PULLMAN, Wash. — The world has turned a few times since Leonard and Edna Young moved to Pullman in the midst of the Great Depression. Time and progress have transformed both the community they moved to and the college where Leonard worked for 34 years and Edna for eight.

What hasn’t changed is their commitment to education and community. With a gift of $100,000, the Youngs have established the Leonard W. and Edna L. Young Endowed Scholarship Fund at Washington State University. The endowment will fund scholarships in the College of Agriculture and Home Economics for outstanding incoming freshman and juniors and seniors majoring in agriculture.

“The Young’s have supported the college and the university with their gifts for more than 30 years,” said James J. Zuiches, dean of the College of Agriculture and Home Economics. “This generous gift is an investment in tomorrow’s scholars.”

Leonard came to Pullman in 1936 from Pine Bluffs, Wyo., to become assistant to the dean of the College of Agriculture at the State College of Washington.
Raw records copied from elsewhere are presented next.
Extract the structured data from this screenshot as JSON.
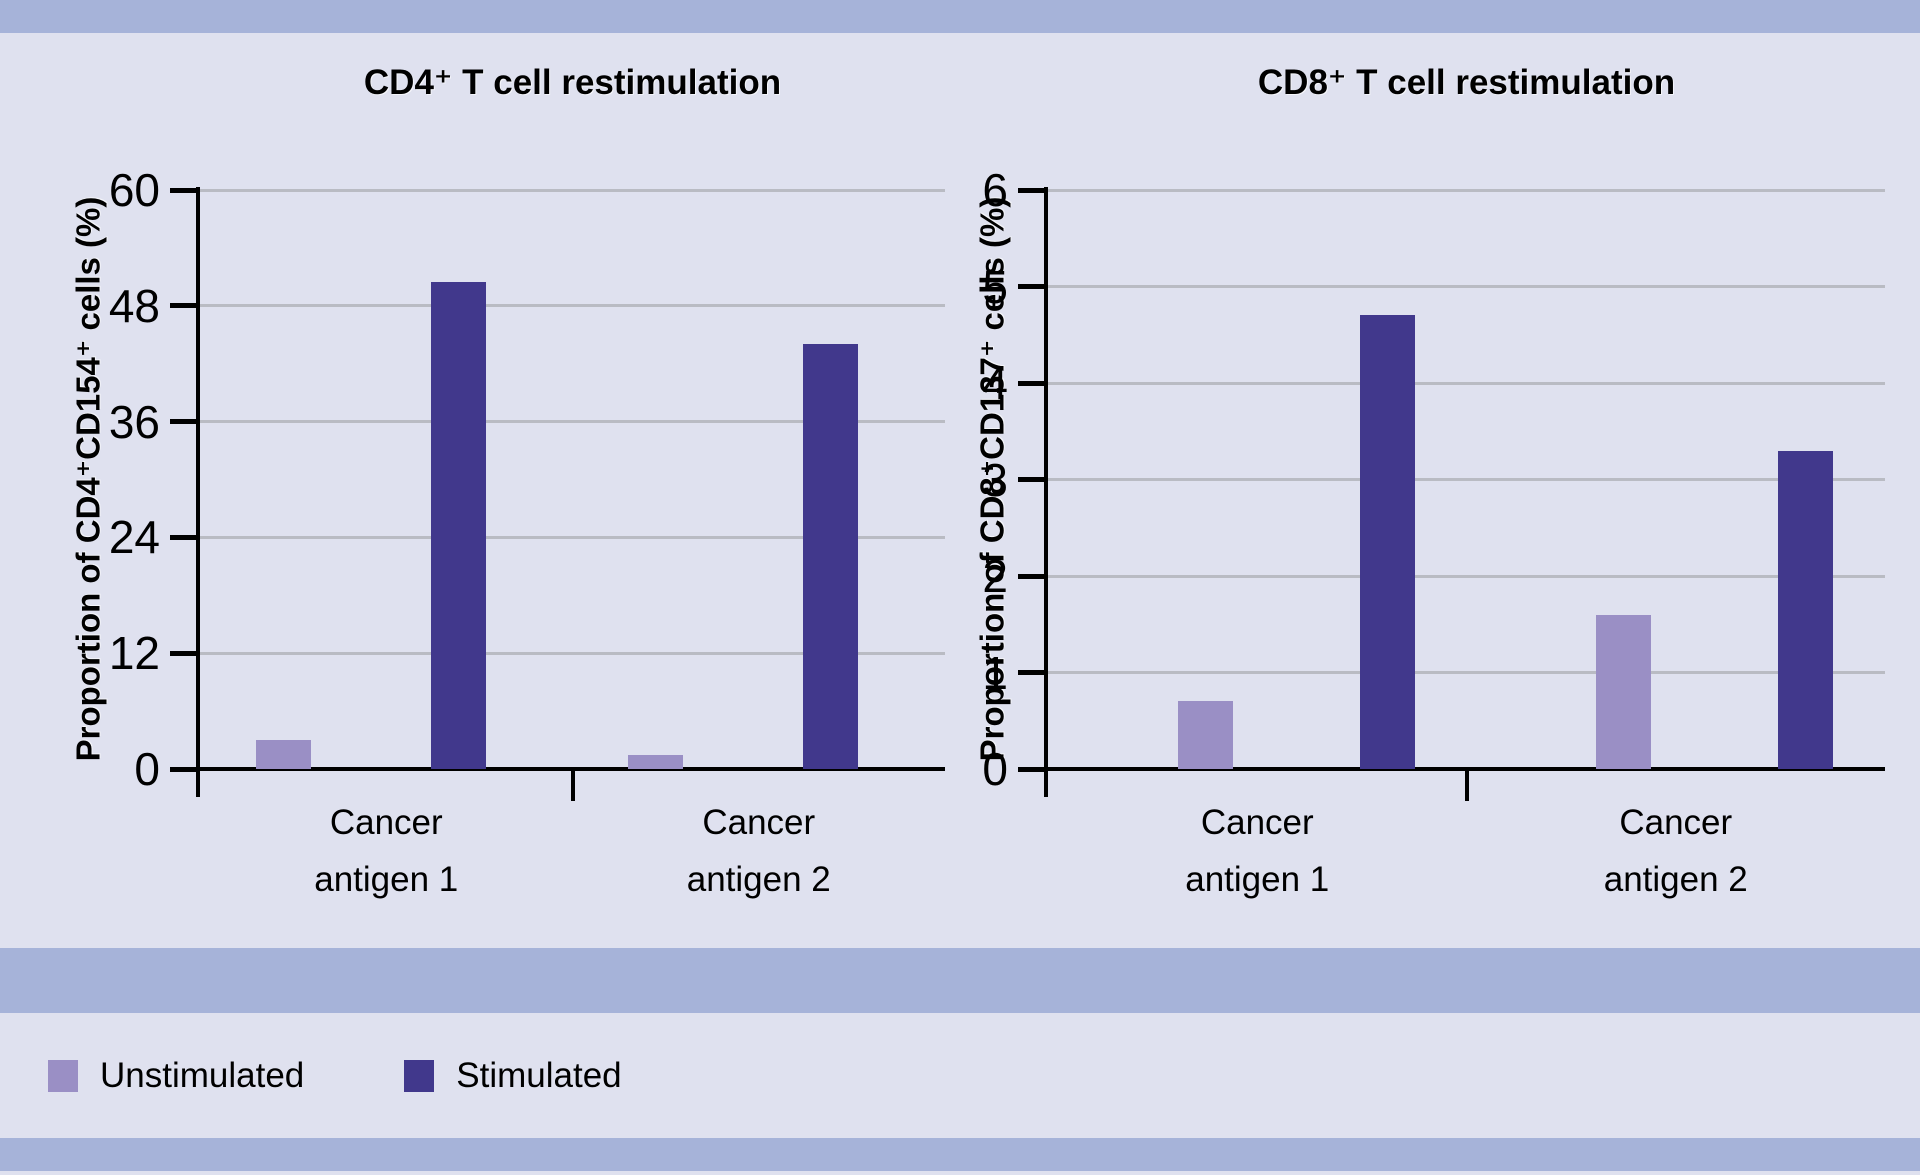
{
  "page": {
    "background_color": "#dfe1ef",
    "band_color": "#a6b3d9",
    "gridline_color": "#b9bbc3",
    "axis_color": "#000000"
  },
  "legend": {
    "items": [
      {
        "label": "Unstimulated",
        "color": "#9a8fc5"
      },
      {
        "label": "Stimulated",
        "color": "#41388c"
      }
    ]
  },
  "chart_data": [
    {
      "type": "bar",
      "title": "CD4⁺ T cell restimulation",
      "ylabel": "Proportion of CD4⁺CD154⁺ cells (%)",
      "xlabel": "",
      "categories": [
        [
          "Cancer",
          "antigen 1"
        ],
        [
          "Cancer",
          "antigen 2"
        ]
      ],
      "series": [
        {
          "name": "Unstimulated",
          "color": "#9a8fc5",
          "values": [
            3.0,
            1.5
          ]
        },
        {
          "name": "Stimulated",
          "color": "#41388c",
          "values": [
            50.5,
            44.0
          ]
        }
      ],
      "ylim": [
        0,
        60
      ],
      "yticks": [
        0,
        12,
        24,
        36,
        48,
        60
      ],
      "grid": true,
      "legend_position": "bottom"
    },
    {
      "type": "bar",
      "title": "CD8⁺ T cell restimulation",
      "ylabel": "Proportion of CD8⁺CD137⁺ cells (%)",
      "xlabel": "",
      "categories": [
        [
          "Cancer",
          "antigen 1"
        ],
        [
          "Cancer",
          "antigen 2"
        ]
      ],
      "series": [
        {
          "name": "Unstimulated",
          "color": "#9a8fc5",
          "values": [
            0.7,
            1.6
          ]
        },
        {
          "name": "Stimulated",
          "color": "#41388c",
          "values": [
            4.7,
            3.3
          ]
        }
      ],
      "ylim": [
        0,
        6
      ],
      "yticks": [
        0,
        1,
        2,
        3,
        4,
        5,
        6
      ],
      "grid": true,
      "legend_position": "bottom"
    }
  ]
}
“Dean Edward C. Johnson of the College of Ag was looking for a male secretary for the college,” Young said. “He got in contact with teachers all over the country. My sister was a professor at Montana State College and she thought of me, so I applied.” He was hired, sight unseen. At the time, the Greeley, Colo., native was teaching business classes at Pine Bluffs High. The following year he brought Edna after the couple was married in her hometown of Algonquin, Ill. Their honeymoon was a seven-day trip to Pullman.

They had met at Pine Bluffs High two years earlier where she was on the faculty teaching Spanish and English.

The State College of Washington, as WSU was then known, had about 4,000 students when they moved here, Leonard recalls. The town had maybe 3,000 people.

Unlike today, finding a place to park on campus wasn’t too challenging because there were only two student-owned cars and just two college-owned vehicles. “One was the fire department truck and the other one was a pickup truck that John Carver, chairman of poultry, had purchased out of grant funds,” Leonard recalls.

“Otherwise, everything was done with horses — all the plowing, the harvesting. There were no other vehicles, except one or two that students drove. Of course all of the farmers around here were mechanized, but WSC wasn’t.”

After World War II, Leonard was director of Civil Defense on campus. Among other things, he was in charge of stockpiling enough supplies and food on campus to feed 40,000 people for two weeks in case it ever became necessary to evacuate people from the town and nearby area.

During his career, Young served on several positions in the College of Agriculture, including experiment station editor. From 1949 until his retirement in 1968 he was assistant to the director of agricultural research.

Leonard’s experience as a news reporter before going into teaching proved valuable when the research center needed to convince elected officials and agricultural groups that scientists needed to modernize equipment and upgrade facilities all over the state. With words and pictures, he documented that need and helped secure funding from the state and federal government and grants from farm organizations.

His history of WSU’s Agricultural Experiment Station, issued in 1965 on the 75th anniversary of the station, continues to be a valuable resource on the accomplishments of WSU’s agricultural researchers.

His early color movie film of farmers harvesting wheat with horse- drawn combines was displayed at the World’s Fair in Vancouver, B.C.

Leonard is a 50-year member of Kiwanis, past president of the Pullman Memorial Hospital Foundation, and a 70-year member of Pi Kappa Alpha. He also served as a director and later president of the Pullman Community Concert Association.

“It meant that Edna and I went up and down the streets selling concert tickets in the spring,” Leonard quipped.

After he retired from WSU, the Whitman county commissioners asked him to serve as civil defense director for the county. It was a part-time job for about five years.

Edna worked in the Registrars Office from 1957-1965. She is a 50- year member of Alpha Phi and has served as a long-time volunteer at Pullman Memorial Hospital and worked with a Camp Fire unit. The Youngs are members of the Community Congregational United Church of Christ in Pullman, where they served on boards and committees.

Edna and Leonard have given strong support to Pullman’s hospital, library, symphony, community theater and Gladish Community Center. They are remembered for their attendance at many community and campus events.

The couple has traveled extensively, visiting 44 countries.

They have one daughter, Barbara Young Grutzmacher, who resides in Pullman with her husband, Charles, two grandchildren and one great- granddaughter.